The prevalence of darker colors in the top half of the table denotes a prevalence of overall higher Yard Gains in plays where the returning team displays high MAI, precisely as we previously observed and inferred through the statistical tests. These examples are taken to the extreme (20 very low vs 20 very high MAI plays), but they convey the concept pretty well.

We will now visualize three plays from the above list: a high-MAI play, a low-MAI play, and a low-MAI play with very high YardsGained (i.e., an exception).

#### High MAI, high YardsGained
![VideoPlot2_40.gif](https://github.com/Mauromar00/NFL-2022---MAI/blob/main/40.gif?raw=true)
<br>An effective aggressive defense with high-pressure coverage schemes explains pretty well the high gain in yards of the returning team.

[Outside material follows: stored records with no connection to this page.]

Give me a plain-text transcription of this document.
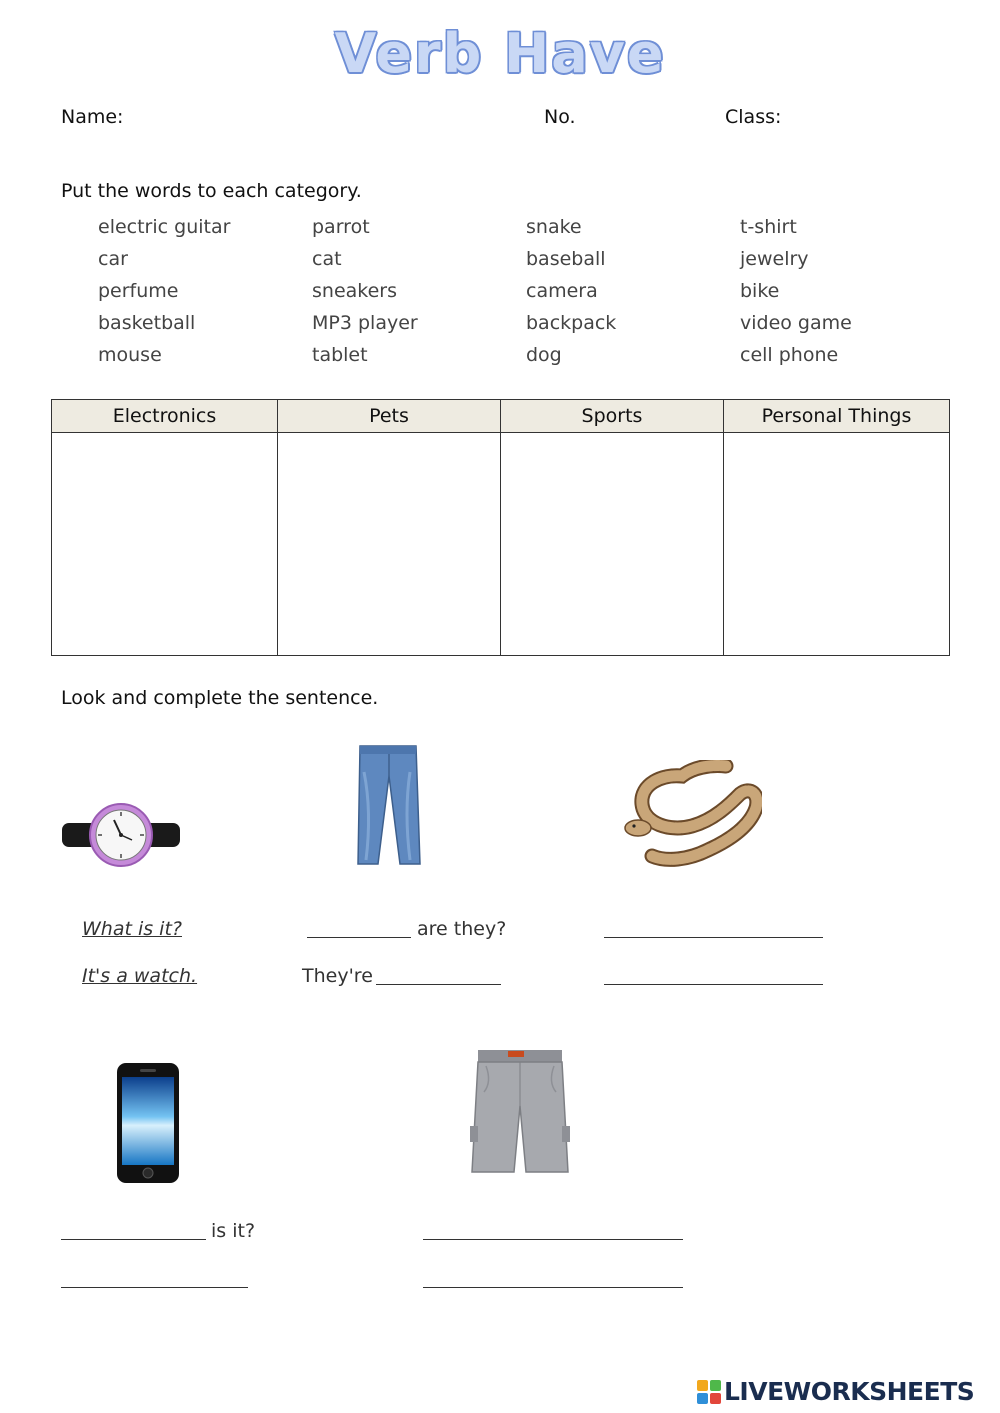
Verb Have
Name:	No.	Class:
Put the words to each category.
electric guitar
car
perfume
basketball
mouse
parrot
cat
sneakers
MP3 player
tablet
snake
baseball
camera
backpack
dog
t-shirt
jewelry
bike
video game
cell phone
Electronics	Pets	Sports	Personal Things

Look and complete the sentence.
What is it?
It's a watch.
are they?
They're
is it?
LIVEWORKSHEETS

Note: the minimum and maximum values of each sub-metric have been computed with intervals of 5 time frames (i.e., half a second); hence, some slightly larger values may occur when computed frame by frame, and the framewise computation of MPSI sometimes exceeds the 1 threshold.

#### Low MAI, low YardsGained
![VideoPlot1_3416.gif](https://github.com/Mauromar00/NFL-2022---MAI/blob/main/3416.gif?raw=true)
<br>The extremely low MAI delineates a low-pressure behavior assumed by returning team players, with a subsequent overwhelm of the ball returner by kicking team players; the poor yardage gain is a direct consequence.

#### Exception: low MAI, high YardsGained
![VideoPlot3_4543.gif](https://github.com/Mauromar00/NFL-2022---MAI/blob/main/4543.gif?raw=true)
<br>As previously mentioned, MAI evaluates aggressive defense of returning team players; this play is a clear example of a play where the decisive factor for a high yardage gain is not imputable to effective protection of the ball returner, rather it can be attributed to a combination of skill and responsiveness of the ball returner, and kicker performance (who presumably aimed at performing an onside kick).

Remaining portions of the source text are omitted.